The initial shrimp stocks had an oxygen guideline of 4.8 ppm which maximised growth and survival, but by 2010 the oxygen level had increased to 5.3 or 5.4 ppm and – today – I’d peg it at 5.6 or 5.8 to keep the shrimp healthy when they’re metabolising and growing as fast as they are,” he explains.

He also soon realised the need to change the composition of the shrimp feeds.

At the turn of the millennium, when monodon still dominated Asian shrimp production, CP’s monodon feed had a protein level of 38-42 percent, recalls Macintosh, and farmers in Asia wanted to use similar protein levels when they began to switch to vannamei production.

While Macintosh initially argued that protein levels for vannamei could be should be significantly lower – both as these early vannamei grew slower than the monodon and because an unnecessarily high protein diets can effectively poison ponds by increasing nitrogen levels in the water – he found it was difficult to persuade the farmers to follow suit.

“When I was introduced to vannamei farming in Central America in the early 1990s – protein levels in ‘high quality’ feeds were sometimes as high as 42 percent. But, given the growth rate potential of the shrimp at that time; this level was too high,” he recalls.
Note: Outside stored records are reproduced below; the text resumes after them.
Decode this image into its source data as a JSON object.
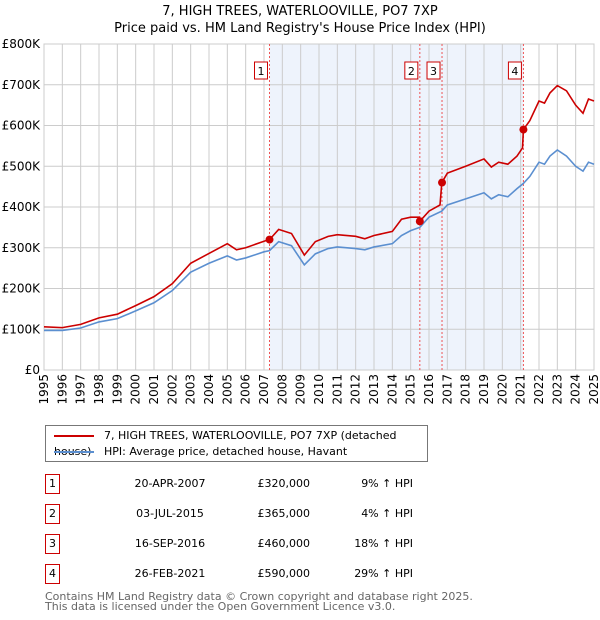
{
  "chart_data": {
    "type": "line",
    "title": "7, HIGH TREES, WATERLOOVILLE, PO7 7XP",
    "subtitle": "Price paid vs. HM Land Registry's House Price Index (HPI)",
    "xlim": [
      1995,
      2025
    ],
    "ylim": [
      0,
      800000
    ],
    "yticks": [
      {
        "v": 0,
        "label": "£0"
      },
      {
        "v": 100000,
        "label": "£100K"
      },
      {
        "v": 200000,
        "label": "£200K"
      },
      {
        "v": 300000,
        "label": "£300K"
      },
      {
        "v": 400000,
        "label": "£400K"
      },
      {
        "v": 500000,
        "label": "£500K"
      },
      {
        "v": 600000,
        "label": "£600K"
      },
      {
        "v": 700000,
        "label": "£700K"
      },
      {
        "v": 800000,
        "label": "£800K"
      }
    ],
    "xticks": [
      "1995",
      "1996",
      "1997",
      "1998",
      "1999",
      "2000",
      "2001",
      "2002",
      "2003",
      "2004",
      "2005",
      "2006",
      "2007",
      "2008",
      "2009",
      "2010",
      "2011",
      "2012",
      "2013",
      "2014",
      "2015",
      "2016",
      "2017",
      "2018",
      "2019",
      "2020",
      "2021",
      "2022",
      "2023",
      "2024",
      "2025"
    ],
    "grid": true,
    "colors": {
      "price": "#cc0000",
      "hpi": "#5b8fd0",
      "shade": "#eef3fc"
    },
    "shaded_range": [
      2007.3,
      2021.15
    ],
    "series": [
      {
        "name": "7, HIGH TREES, WATERLOOVILLE, PO7 7XP (detached house)",
        "x": [
          1995,
          1996,
          1997,
          1998,
          1999,
          2000,
          2001,
          2002,
          2003,
          2004,
          2005,
          2005.5,
          2006,
          2007,
          2007.3,
          2007.8,
          2008.5,
          2009.2,
          2009.8,
          2010.5,
          2011,
          2012,
          2012.5,
          2013,
          2014,
          2014.5,
          2015,
          2015.45,
          2015.5,
          2016,
          2016.6,
          2016.7,
          2017,
          2018,
          2019,
          2019.4,
          2019.8,
          2020.3,
          2020.8,
          2021.1,
          2021.15,
          2021.5,
          2022,
          2022.3,
          2022.6,
          2023,
          2023.5,
          2024,
          2024.4,
          2024.7,
          2025
        ],
        "values": [
          106,
          104,
          112,
          128,
          137,
          158,
          180,
          212,
          262,
          286,
          310,
          295,
          300,
          316,
          320,
          345,
          335,
          282,
          315,
          328,
          332,
          328,
          322,
          330,
          340,
          370,
          375,
          375,
          365,
          390,
          405,
          460,
          483,
          500,
          518,
          498,
          510,
          505,
          525,
          545,
          590,
          612,
          660,
          655,
          680,
          698,
          685,
          650,
          630,
          665,
          660
        ]
      },
      {
        "name": "HPI: Average price, detached house, Havant",
        "x": [
          1995,
          1996,
          1997,
          1998,
          1999,
          2000,
          2001,
          2002,
          2003,
          2004,
          2005,
          2005.5,
          2006,
          2007,
          2007.3,
          2007.8,
          2008.5,
          2009.2,
          2009.8,
          2010.5,
          2011,
          2012,
          2012.5,
          2013,
          2014,
          2014.5,
          2015,
          2015.5,
          2016,
          2016.7,
          2017,
          2018,
          2019,
          2019.4,
          2019.8,
          2020.3,
          2020.8,
          2021.15,
          2021.5,
          2022,
          2022.3,
          2022.6,
          2023,
          2023.5,
          2024,
          2024.4,
          2024.7,
          2025
        ],
        "values": [
          97,
          97,
          103,
          118,
          126,
          145,
          165,
          195,
          240,
          262,
          280,
          270,
          275,
          290,
          293,
          315,
          305,
          258,
          285,
          298,
          302,
          298,
          295,
          302,
          310,
          330,
          342,
          350,
          375,
          390,
          405,
          420,
          435,
          420,
          430,
          425,
          445,
          458,
          475,
          510,
          505,
          525,
          540,
          525,
          500,
          488,
          510,
          505
        ]
      }
    ],
    "unit": "thousands GBP",
    "sales": [
      {
        "id": "1",
        "x": 2007.3,
        "value": 320,
        "date": "20-APR-2007",
        "price": "£320,000",
        "hpi": "9% ↑ HPI"
      },
      {
        "id": "2",
        "x": 2015.5,
        "value": 365,
        "date": "03-JUL-2015",
        "price": "£365,000",
        "hpi": "4% ↑ HPI"
      },
      {
        "id": "3",
        "x": 2016.71,
        "value": 460,
        "date": "16-SEP-2016",
        "price": "£460,000",
        "hpi": "18% ↑ HPI"
      },
      {
        "id": "4",
        "x": 2021.15,
        "value": 590,
        "date": "26-FEB-2021",
        "price": "£590,000",
        "hpi": "29% ↑ HPI"
      }
    ]
  },
  "footer": {
    "line1": "Contains HM Land Registry data © Crown copyright and database right 2025.",
    "line2": "This data is licensed under the Open Government Licence v3.0."
  }
}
Macintosh, persuaded some farmers to try a lower protein diet , first 38 percent, and then 36 percent.

“Every time I pushed back there was an increase in survival and productivity, but no decrease in growth rates. You want to use as low a protein percentage to satisfy the animal you’re growing as possible – because the better the environment, the better the growth,” he explains.
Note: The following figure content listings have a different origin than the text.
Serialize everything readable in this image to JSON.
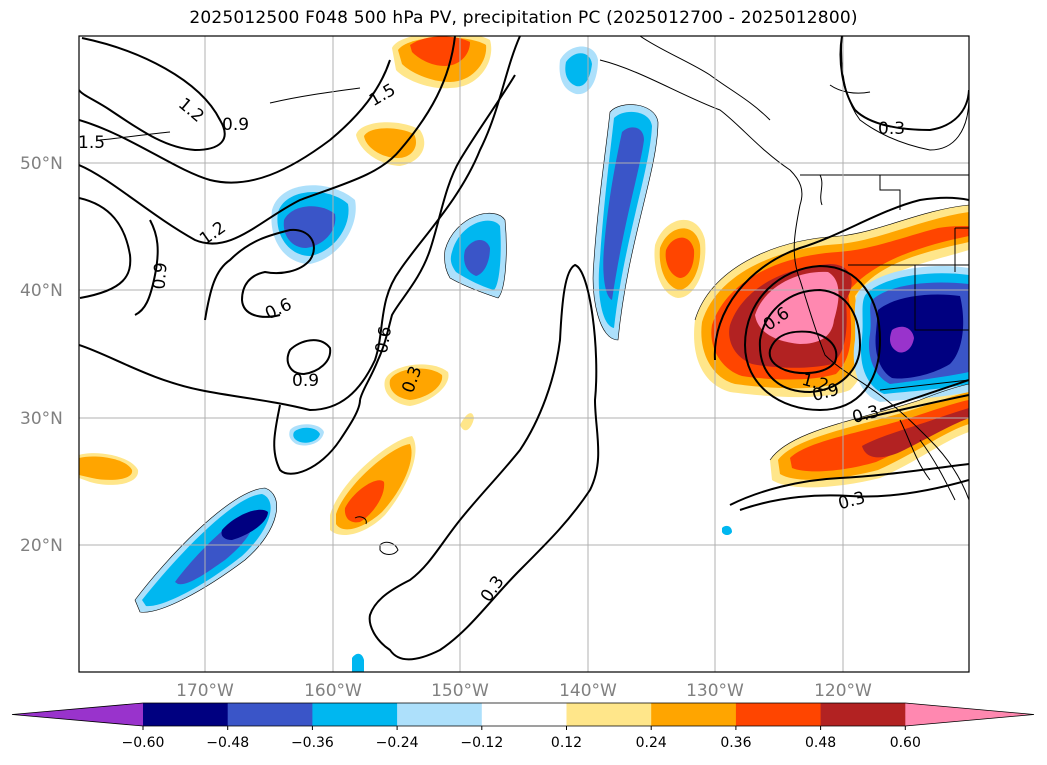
{
  "title": "2025012500 F048 500 hPa PV, precipitation PC (2025012700 - 2025012800)",
  "axes": {
    "lat_labels": [
      "50°N",
      "40°N",
      "30°N",
      "20°N"
    ],
    "lon_labels": [
      "170°W",
      "160°W",
      "150°W",
      "140°W",
      "130°W",
      "120°W"
    ]
  },
  "contour_labels": [
    "1.5",
    "1.2",
    "0.9",
    "1.5",
    "0.9",
    "1.2",
    "0.6",
    "0.9",
    "0.6",
    "0.3",
    "0.3",
    "0.6",
    "1.2",
    "0.9",
    "0.3",
    "0.3",
    "0.3"
  ],
  "colorbar": {
    "colors": [
      "#9933cc",
      "#000080",
      "#3a55c8",
      "#00b7f0",
      "#ade0fb",
      "#ffffff",
      "#ffe68a",
      "#ffa500",
      "#ff4500",
      "#b22222",
      "#ff88b0"
    ],
    "tick_labels": [
      "−0.60",
      "−0.48",
      "−0.36",
      "−0.24",
      "−0.12",
      "0.12",
      "0.24",
      "0.36",
      "0.48",
      "0.60"
    ]
  }
}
Over time he was able to reduce the protein content in the diets used on his farm to 28 percent but, once the faster growing shrimp were available, we started to raise the protein level in the diet, once again feeds contained 36 percent protein, supporting up to an average growth rates of 3.5 g a week.
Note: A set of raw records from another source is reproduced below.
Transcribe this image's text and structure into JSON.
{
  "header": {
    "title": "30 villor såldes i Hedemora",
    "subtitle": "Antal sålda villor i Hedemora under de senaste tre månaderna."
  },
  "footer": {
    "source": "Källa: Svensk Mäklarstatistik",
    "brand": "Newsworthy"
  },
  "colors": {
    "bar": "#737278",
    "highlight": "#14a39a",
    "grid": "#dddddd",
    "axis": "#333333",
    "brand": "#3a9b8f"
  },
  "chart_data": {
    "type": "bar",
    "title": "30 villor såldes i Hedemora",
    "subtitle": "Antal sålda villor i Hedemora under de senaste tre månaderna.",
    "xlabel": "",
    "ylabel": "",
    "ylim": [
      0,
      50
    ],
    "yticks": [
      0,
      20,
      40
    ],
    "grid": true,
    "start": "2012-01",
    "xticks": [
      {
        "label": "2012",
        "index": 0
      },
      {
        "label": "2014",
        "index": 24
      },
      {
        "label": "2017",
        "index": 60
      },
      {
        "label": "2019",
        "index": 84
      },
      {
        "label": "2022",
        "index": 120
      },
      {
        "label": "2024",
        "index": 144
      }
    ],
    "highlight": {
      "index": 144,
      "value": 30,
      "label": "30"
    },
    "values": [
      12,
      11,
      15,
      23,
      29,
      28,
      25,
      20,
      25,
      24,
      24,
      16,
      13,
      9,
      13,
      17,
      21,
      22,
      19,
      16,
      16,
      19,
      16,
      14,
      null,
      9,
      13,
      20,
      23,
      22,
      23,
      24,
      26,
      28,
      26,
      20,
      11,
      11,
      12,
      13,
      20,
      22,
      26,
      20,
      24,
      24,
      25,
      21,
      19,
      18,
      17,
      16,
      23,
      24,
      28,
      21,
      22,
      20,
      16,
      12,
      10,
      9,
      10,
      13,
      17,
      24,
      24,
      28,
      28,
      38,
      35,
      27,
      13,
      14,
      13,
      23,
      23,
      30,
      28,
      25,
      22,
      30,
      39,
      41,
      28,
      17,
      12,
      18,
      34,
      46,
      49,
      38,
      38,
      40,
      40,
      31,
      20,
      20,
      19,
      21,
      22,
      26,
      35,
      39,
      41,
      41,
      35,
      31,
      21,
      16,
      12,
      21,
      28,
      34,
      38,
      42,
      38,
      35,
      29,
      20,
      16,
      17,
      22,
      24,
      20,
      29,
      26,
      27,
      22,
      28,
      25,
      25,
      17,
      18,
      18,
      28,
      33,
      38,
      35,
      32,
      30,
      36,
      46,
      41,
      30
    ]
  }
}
“And If you want to achieve growth rates of 6-7 g a week, you need to get closer to 42-45 percent protein. It really depends on what growth rate you think you can get out of the animal and the environment ,” he explains.

“It’s the growth rate potential and environment, not the species that should dictate the protein level of the feed. With faster potential growth rates, more and more vannamei farmers are now using ‘monodon feeds’,” he adds.

A cautionary tale

Despite the improved growth rates seen by some farmers who combined high protein feeds with fast growing shrimp lines, the rise in pond failures, particularly in Asia, led to a growth in demand for shrimp that were more robust, rather than those purely selected to be fast growing. But Macintosh argues that these failures are more related to pond mismanagement then to any inherent weakness in the shrimp. And that the farmers’ issues with growing mortalities were largely based on them failing to adapt their feeding strategies and feeds to the animal and the environment– notably their dogmatic approach to high protein diets fed at higher and higher rates for the increased growth rates.

“High protein does not guarantee fast growth. It’s only required to get the phenotypic fast growth from fast growth strains if the conditions are good and the genetics support it. But if your shrimp are genetically selected for fast growth, then high protein may equate to worsening pond conditions, thereby reducing survival and productivity. If a farm is only getting growth rates of 2 g a week they are hurting themselves by feeding diets with 42 percent protein,” he advises.

As a result, he thinks that pond mis-management created the demand for more robust shrimp, and suggests that the switch from fast growth to more lines labelled as robust might be unnecessary. If only the farmer properly manages feed rates, protein levels, and pond conditions. Do not exceed pond, farm, or general area environmental carrying capacities.

“Don’t use genetics to solve your problems. Genetics are a tool to improve your efficiency, but genetics should never be seen as a solution to a problem. That is one of the big misconceptions farmers make. In reality you have to apply the biosecurity and appropriate density and management of the pond for your shrimp genetics to optimise your production,” he elaborates.